Uyuşmazlık, yolsuz tescil hukuksal nedenine dayalı tapu iptali ve tescil istemine ilişkindir.

3.2. İlgili Hukuk

3.2.1. Bilindiği üzere; 4721 sayılı Türk Medeni Kanunu’nun 705. maddesinde; “Taşınmaz mülkiyetinin kazanılması, tescille olur. Miras, mahkeme kararı, cebrî icra, işgal, kamulaştırma hâlleri ile kanunda öngörülen diğer hâllerde, mülkiyet tescilden önce kazanılır. Ancak, bu hâllerde malikin tasarruf işlemleri yapabilmesi, mülkiyetin tapu kütüğüne tescil edilmiş olmasına bağlıdır.” 1022/1. maddesinde; "Aynî haklar, kütüğe tescil ile doğar; sıralarını ve tarihlerini tescile göre alır.", 1023. maddesinde; "Tapu kütüğündeki tescile iyiniyetle dayanarak mülkiyet veya bir başka aynî hak kazanan üçüncü kişinin bu kazanımı korunur.", 1024.maddenin 1. fıkrasında "Bir ayni hak yolsuz olarak tescil edilmiş ise bunu bilen veya bilmesi gereken üçüncü kişi bu tescile dayanamaz", 1024/2. maddesinde; “Bağlayıcı olmayan bir hukukî işleme dayanan veya hukukî sebepten yoksun bulunan tescil yolsuzdur.” düzenlemelerine yer verilmiştir.

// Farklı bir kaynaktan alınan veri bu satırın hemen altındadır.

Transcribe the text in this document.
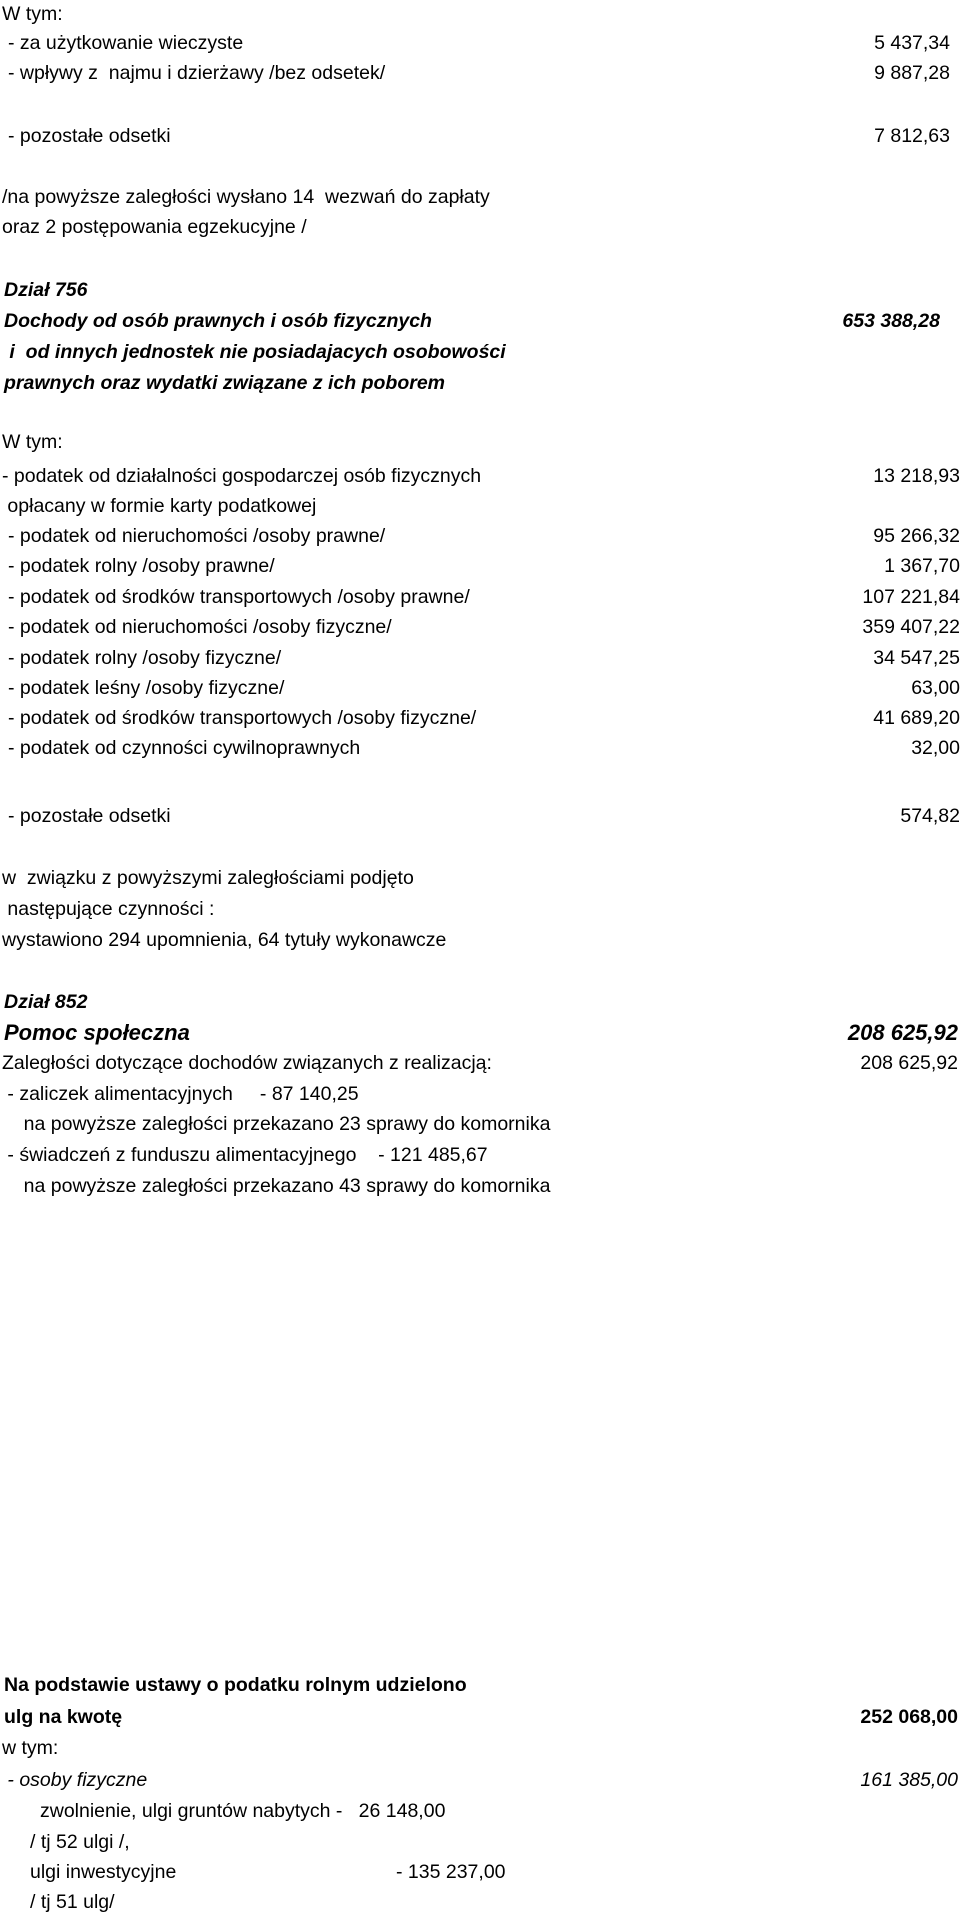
W tym:
- za użytkowanie wieczyste	5 437,34
- wpływy z  najmu i dzierżawy /bez odsetek/	9 887,28
- pozostałe odsetki	7 812,63
/na powyższe zaległości wysłano 14  wezwań do zapłaty
oraz 2 postępowania egzekucyjne /
Dział 756
Dochody od osób prawnych i osób fizycznych	653 388,28
i  od innych jednostek nie posiadajacych osobowości
prawnych oraz wydatki związane z ich poborem
W tym:
- podatek od działalności gospodarczej osób fizycznych	13 218,93
opłacany w formie karty podatkowej
- podatek od nieruchomości /osoby prawne/	95 266,32
- podatek rolny /osoby prawne/	1 367,70
- podatek od środków transportowych /osoby prawne/	107 221,84
- podatek od nieruchomości /osoby fizyczne/	359 407,22
- podatek rolny /osoby fizyczne/	34 547,25
- podatek leśny /osoby fizyczne/	63,00
- podatek od środków transportowych /osoby fizyczne/	41 689,20
- podatek od czynności cywilnoprawnych	32,00
- pozostałe odsetki	574,82
w  związku z powyższymi zaległościami podjęto
następujące czynności :
wystawiono 294 upomnienia, 64 tytuły wykonawcze
Dział 852
Pomoc społeczna	208 625,92
Zaległości dotyczące dochodów związanych z realizacją:	208 625,92
- zaliczek alimentacyjnych     - 87 140,25
na powyższe zaległości przekazano 23 sprawy do komornika
- świadczeń z funduszu alimentacyjnego    - 121 485,67
na powyższe zaległości przekazano 43 sprawy do komornika
Na podstawie ustawy o podatku rolnym udzielono
ulg na kwotę	252 068,00
w tym:
- osoby fizyczne	161 385,00
zwolnienie, ulgi gruntów nabytych -   26 148,00
/ tj 52 ulgi /,
ulgi inwestycyjne	- 135 237,00
/ tj 51 ulg/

Yukarıda yer verilen yasal düzenlemeler uyarınca, ayni haklar tapu siciline tescil ile doğar ve tescilin hukuki netice doğurabilmesi için de geçerli bir hukuki sebebinin bulunması zorunludur. Bu hususun tapunun illilik prensibinden kaynaklandığı açıktır. Oysa, oluşan sicilin hukuken geçerli bir sebebi bulunmadığı takdirde, tescilin yolsuz tescil niteliğini taşıyacağı ve sicilin iptali gerekeceğinde kuşku yoktur.

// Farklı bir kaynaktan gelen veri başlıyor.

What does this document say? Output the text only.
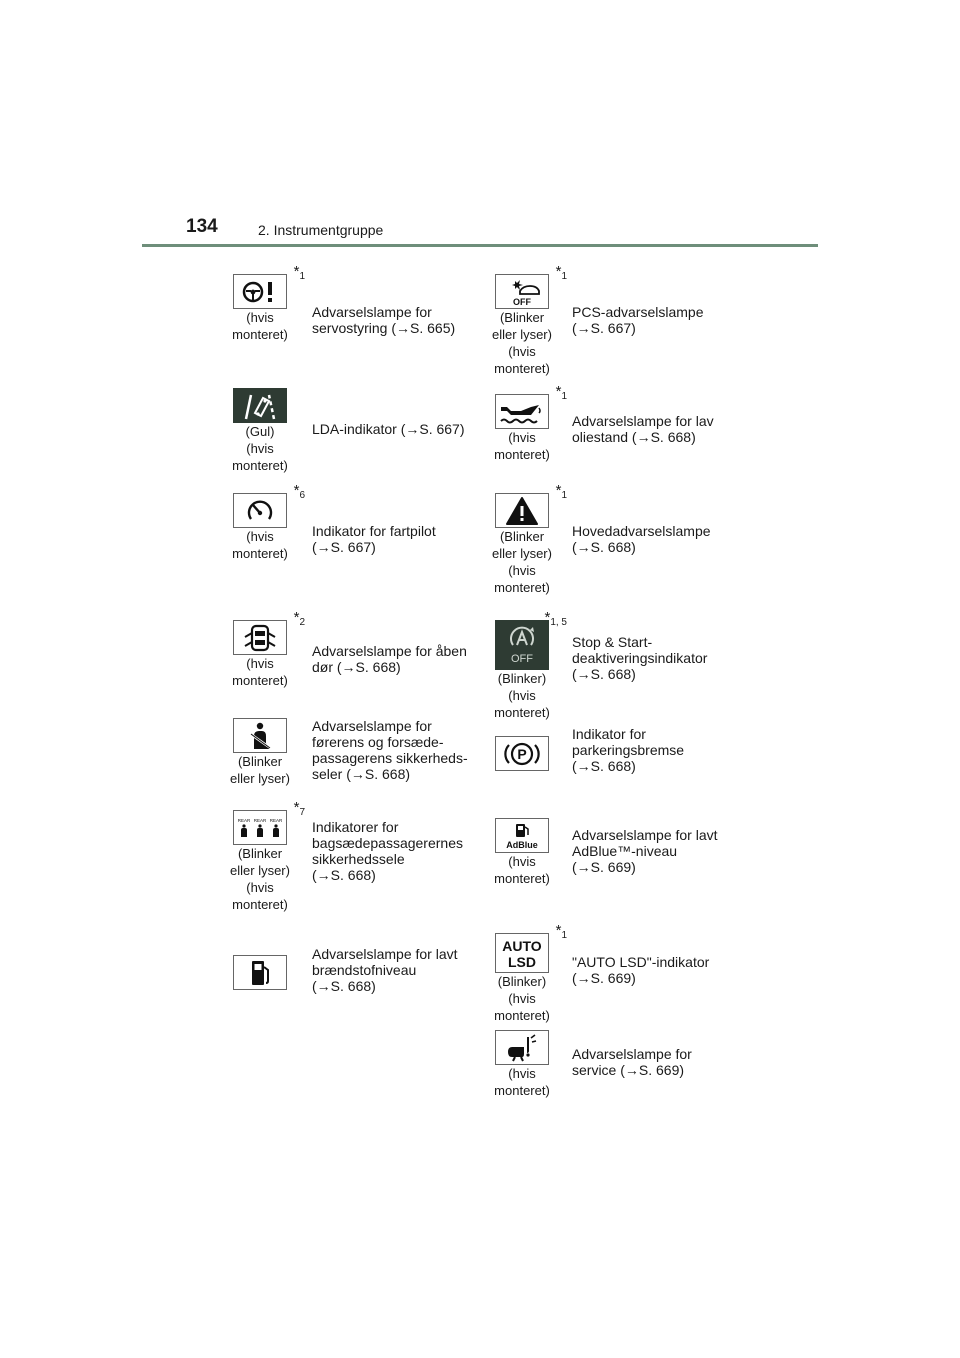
134	2. Instrumentgruppe
$*_1$
(hvis
monteret)
Advarselslampe for
servostyring (→S. 665)
$*_1$
OFF
(Blinker
eller lyser)
(hvis
monteret)
PCS-advarselslampe
(→S. 667)
(Gul)
(hvis
monteret)
LDA-indikator (→S. 667)
$*_1$
(hvis
monteret)
Advarselslampe for lav
oliestand (→S. 668)
$*_6$
(hvis
monteret)
Indikator for fartpilot
(→S. 667)
$*_1$
(Blinker
eller lyser)
(hvis
monteret)
Hovedadvarselslampe
(→S. 668)
$*_2$
(hvis
monteret)
Advarselslampe for åben
dør (→S. 668)
$*_{1, 5}$
OFF
(Blinker)
(hvis
monteret)
Stop & Start-
deaktiveringsindikator
(→S. 668)
(Blinker
eller lyser)
Advarselslampe for
førerens og forsæde-
passagerens sikkerheds-
seler (→S. 668)
P
Indikator for
parkeringsbremse
(→S. 668)
$*_7$
REAR REAR REAR
(Blinker
eller lyser)
(hvis
monteret)
Indikatorer for
bagsædepassagerernes
sikkerhedssele
(→S. 668)
AdBlue
(hvis
monteret)
Advarselslampe for lavt
AdBlue™-niveau
(→S. 669)
Advarselslampe for lavt
brændstofniveau
(→S. 668)
$*_1$
AUTO
LSD
(Blinker)
(hvis
monteret)
"AUTO LSD"-indikator
(→S. 669)
(hvis
monteret)
Advarselslampe for
service (→S. 669)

3.2.2. Öte yandan; kötüniyet iddiasının def'i değil itiraz olduğu, iddia ve müdafaanın genişletilmesi yasağına tabi olmaksızın her zaman ileri sürülebileceği ve mahkemece kendiliğinden (resen) nazara alınacağı” ilkeleri 8.11.1991 tarih l990/4 esas l99l/3 sayılı İçtihadı Birleştirme Kararında kabul edilmiş, bilimsel görüşler de aynı doğrultuda gelişmiştir.

3.3. Değerlendirme

Dosya içeriğine, toplanan delillere, hükmün dayandığı V.3.2. paragrafta yer verilen yasal ve hukuksal gerekçeye, delillerin takdirinde bir isabetsizlik bulunmamasına göre, IV.3. paragrafta belirtilen şekilde karar verilmesinde bir isabetsizlik yoktur.

VI. SONUÇ:

Açıklanan nedenlerle, davalı ... vekilinin yerinde bulunmayan temyiz itirazlarının reddiyle usul ve yasaya uygun olan hükmün ONANMASINA, 20.11.2021 tarihinde yürürlüğe giren Avukatlık Asgari Ücret Tarifesi gereğince gelen temyiz edilen davacı vekili için 3.815.00 TL, gelen temyiz edilen davalı ... vekili için 3.815,00 TL duruşma vekâlet ücretinin davalı ... Vakfından alınmasına, aşağıda yazılı 18.330,43 TL bakiye onama harcının davalı ... Vakfından alınmasına, 05/04/2022 tarihinde kesin olmak üzere oybirliğiyle karar verildi.